La puerta de la celda estaba abierta y a través de ella se filtraba un poco de luz del corredor. Nora estaba acurrucada en la oscuridad de detrás, esperando. Diez minutos. Pendergast había dicho diez minutos. A oscuras, y sintiendo los mazazos de su corazón, parecía que cada minuto fuera una hora, y casi era imposible llevar la cuenta del tiempo. Mil uno, contó, mil dos… Contaba sin dejar de acordarse de Smithback, y de lo que pudiera estar pasándole.
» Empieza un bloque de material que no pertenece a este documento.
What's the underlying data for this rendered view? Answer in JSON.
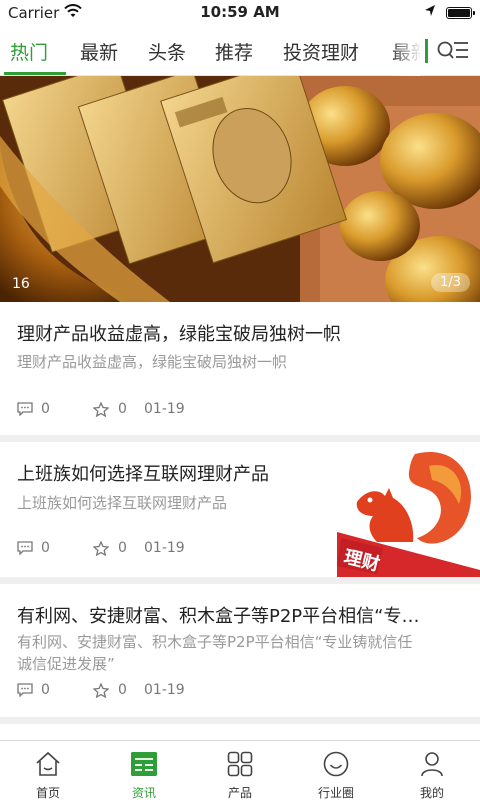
{
  "status_bar": {
    "carrier": "Carrier",
    "time": "10:59 AM",
    "icons": [
      "wifi-icon",
      "location-arrow-icon",
      "battery-icon"
    ]
  },
  "tabs": {
    "items": [
      "热门",
      "最新",
      "头条",
      "推荐",
      "投资理财",
      "最新"
    ],
    "active_index": 0,
    "menu_icon": "search-list-icon",
    "accent_color": "#2f9e38"
  },
  "banner": {
    "counter": "16",
    "page_indicator": "1/3"
  },
  "articles": [
    {
      "title": "理财产品收益虚高，绿能宝破局独树一帜",
      "summary": "理财产品收益虚高，绿能宝破局独树一帜",
      "comments": "0",
      "favorites": "0",
      "date": "01-19"
    },
    {
      "title": "上班族如何选择互联网理财产品",
      "summary": "上班族如何选择互联网理财产品",
      "comments": "0",
      "favorites": "0",
      "date": "01-19",
      "thumb_label": "理财"
    },
    {
      "title": "有利网、安捷财富、积木盒子等P2P平台相信“专…",
      "summary_line1": "有利网、安捷财富、积木盒子等P2P平台相信“专业铸就信任",
      "summary_line2": "诚信促进发展”",
      "comments": "0",
      "favorites": "0",
      "date": "01-19"
    }
  ],
  "bottom_nav": {
    "items": [
      {
        "label": "首页",
        "icon": "home-icon"
      },
      {
        "label": "资讯",
        "icon": "news-icon"
      },
      {
        "label": "产品",
        "icon": "grid-icon"
      },
      {
        "label": "行业圈",
        "icon": "smile-icon"
      },
      {
        "label": "我的",
        "icon": "person-icon"
      }
    ],
    "active_index": 1
  }
}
O haberle pasado.
Pendergast había dado por muerto a Smithback. Se lo había dicho para ahorrarle la impresión de descubrirlo por sí misma. Bill está muerto. Bill está muerto. Trató de asimilarlo, pero notó que su cerebro se resistía a aceptar el dato. Lo sentía como algo irreal, igual que todo lo demás. Mil treinta, mil treinta y uno… Pasaban los segundos.
Cuando llevaba seis minutos y veinticinco segundos, oyó una detonación de arma de fuego, que en lo exiguo de la celda resultó ensordecedora. Entonces se le rebeló todo el cuerpo por el miedo, y fue un milagro que no gritara. En cuclillas, esperó a que los brincos absurdos de su corazón se ralentizaran. Todos los pasillos subterráneos retumbaban con los ecos repetidos del disparo, hasta que a la larga volvió a reinar el silencio, un silencio sepulcral.
Notó que se le entrecortaba la respiración, y que le costaba el doble contar. Pendergast le había pedido que esperase diez minutos. ¿Desde el disparo ya había pasado uno? Decidió reanudar el cómputo en siete minutos, con la esperanza de que lo monótono y repetitivo de la actividad le calmara los nervios, pero no fue así.
Entonces oyó ruido de pisadas muy seguidas por la piedra.
Tenían una cadencia inhabitual, sincopada, como de alguien bajando por una escalera. Se alejaron deprisa, y todo volvió a que dar en silencio.
Al llegar a diez minutos, Nora interrumpió la cuenta. Era el momento de salir. Al principio el cuerpo no le respondía, como si estuviera paralizado de miedo. ¿Y si afuera aún estaba aquel hombre? ¿Y si encontraba muerto a Smithback? ¿Y si Pendergast también estaba muerto? ¿Sería capaz de correr, de resistirse y morir antes que caer prisionera y enfrentarse con un destino mucho peor?
De nada servían las conjeturas. Se limitaría a obedecer las órdenes de Pendergast. Con un esfuerzo ímprobo de la voluntad, se levantó y salió de la oscuridad rodeando sigilosamente la puerta abierta. El corredor del otro lado era largo y húmedo, con suelo y paredes de piedra irregular manchada de cal. Al fondo había una puerta que daba a una sala muy iluminada, única fuente de luz, al parecer, en todo el sótano. Era la dirección que había seguido Pendergast, y, en sentido inverso, la del disparo. También la dirección de donde había llegado el ruido de pisadas.
Dio un paso vacilante, y otro, hasta que, con las piernas temblorosas, se encaminó hacia el rectángulo de luz intensa.